Underneath the shadow of his hat and with the sun glaring so fiercely around them, it was difficult to discern Hun-Kamé’s features. This, along with the ease of Casiopea’s lying tongue, smoothed the old woman’s concerns.
“The door of my house closes at eleven. I don’t care if there are revelries outside, if you come by later, you’ll have to sleep on the street,” the woman told them, and they followed her to their rooms.
The rooms were more than modest, and the woman was overcharging, but Casiopea knew there was no point in complaining. She placed her suitcase by the bed and paused before a painting of the Virgin, which served as decoration upon the sterile walls. Ordinarily she would have made the sign of the cross upon coming in contact with such an image, but now she considered it futile to engage in genuflections in front of a deity, who, very likely, did not reside in her vicinity.

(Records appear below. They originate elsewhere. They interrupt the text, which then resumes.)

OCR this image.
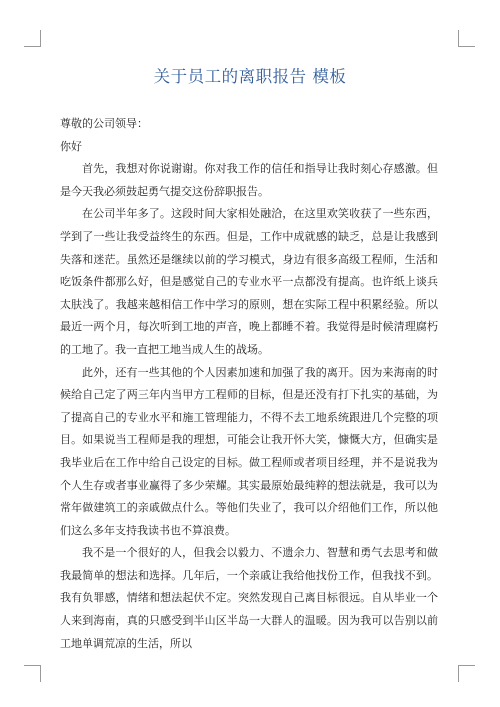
关于员工的离职报告 模板

尊敬的公司领导：

你好

首先，我想对你说谢谢。你对我工作的信任和指导让我时刻心存感激。但是今天我必须鼓起勇气提交这份辞职报告。

在公司半年多了。这段时间大家相处融洽，在这里欢笑收获了一些东西，学到了一些让我受益终生的东西。但是，工作中成就感的缺乏，总是让我感到失落和迷茫。虽然还是继续以前的学习模式，身边有很多高级工程师，生活和吃饭条件都那么好，但是感觉自己的专业水平一点都没有提高。也许纸上谈兵太肤浅了。我越来越相信工作中学习的原则，想在实际工程中积累经验。所以最近一两个月，每次听到工地的声音，晚上都睡不着。我觉得是时候清理腐朽的工地了。我一直把工地当成人生的战场。

此外，还有一些其他的个人因素加速和加强了我的离开。因为来海南的时候给自己定了两三年内当甲方工程师的目标，但是还没有打下扎实的基础，为了提高自己的专业水平和施工管理能力，不得不去工地系统跟进几个完整的项目。如果说当工程师是我的理想，可能会让我开怀大笑，慷慨大方，但确实是我毕业后在工作中给自己设定的目标。做工程师或者项目经理，并不是说我为个人生存或者事业赢得了多少荣耀。其实最原始最纯粹的想法就是，我可以为常年做建筑工的亲戚做点什么。等他们失业了，我可以介绍他们工作，所以他们这么多年支持我读书也不算浪费。

我不是一个很好的人，但我会以毅力、不遗余力、智慧和勇气去思考和做我最简单的想法和选择。几年后，一个亲戚让我给他找份工作，但我找不到。我有负罪感，情绪和想法起伏不定。突然发现自己离目标很远。自从毕业一个人来到海南，真的只感受到半山区半岛一大群人的温暖。因为我可以告别以前工地单调荒凉的生活，所以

It also made it a lot easier to fly down the hallway and knock on Hun-Kamé’s door, bidding him to go out with her. There was a city to see, the Villa Rica de la Vera Cruz, the most important port in the country. Always beleaguered, poor Veracruz; when Sir Francis Drake had not been assailing it, the French looted it, and then the Americans seized it. It was tenacious, one must say that about Veracruz: it weathered Spanish conquistadors, British buccaneers, French soldiers, and American marines. Perhaps that was why its inhabitants were said to be so cool and collected, dressed in their guayaberas and laughing the night away to the music of the harp and the requinto. When war has knocked on one’s front door that many times, why should the minuscule daily ills matter?
They went for supper. There were many places offering elaborate seafood dishes near the arches of the downtown plaza, but Hun-Kamé avoided the larger restaurants. Too much noise there, too many people, and no tables to spare.The air smelled of salt and if you walked down the malecón you could glimpse the sea, but it wasn’t the Pacific Ocean from the postcard which she longed to gaze at. It seemed fun, though, this port. They said it resembled Havana, and there were frequent dances for the younger set at the Lonja Mercantil. Or else, sweethearts from middle-class families walked around and around the main plaza under the watchful eye of their older relatives: courtship still followed strenuous rules.
Since they were not courting and they had no nosy relatives to trail behind them, Casiopea and Hun-Kamé wandered around without direction, heading wherever they pleased. They took a side street and ended up sitting in a café, all whitewashed outside, like most buildings in the city, where the patrons smoked strong cigarettes and drank dark coffee, safe from the muggy heat that assailed the port.
The café offered a minimal menu. It was not the kind of place where one had a decent meal; instead it sold coffee with milk, poured from a kettle, and sweet breads. To summon the waitress, one clinked a spoon against the side of a glass and the glass would be refilled with coffee and steaming milk. The patrons could also avail themselves of a café de olla, sweetened with piloncillo.
Casiopea, imitating the other customers, clinked her glass and summoned a waiter this way, ordering bread and coffee for both of them, although, as usual, her companion was uninterested in their meal.
Hun-Kamé took off his hat and she noticed, for the first time, that he had acquired a black eye patch that contrasted with the whiteness of his clothes. Though white was not his color—she suspected he had elected to blend in with the other men in town who outfitted themselves in this fashion—he looked rather fine. He always did and yet the novelty of him never ceased.
Casiopea stirred her coffee while he ran a finger around the rim of his glass. The table they were sharing was so small that if she moved a tad forward she might bump her elbow with his or knock his glass to the floor. Others had come earlier and secured bigger tables, and now they were playing dominoes.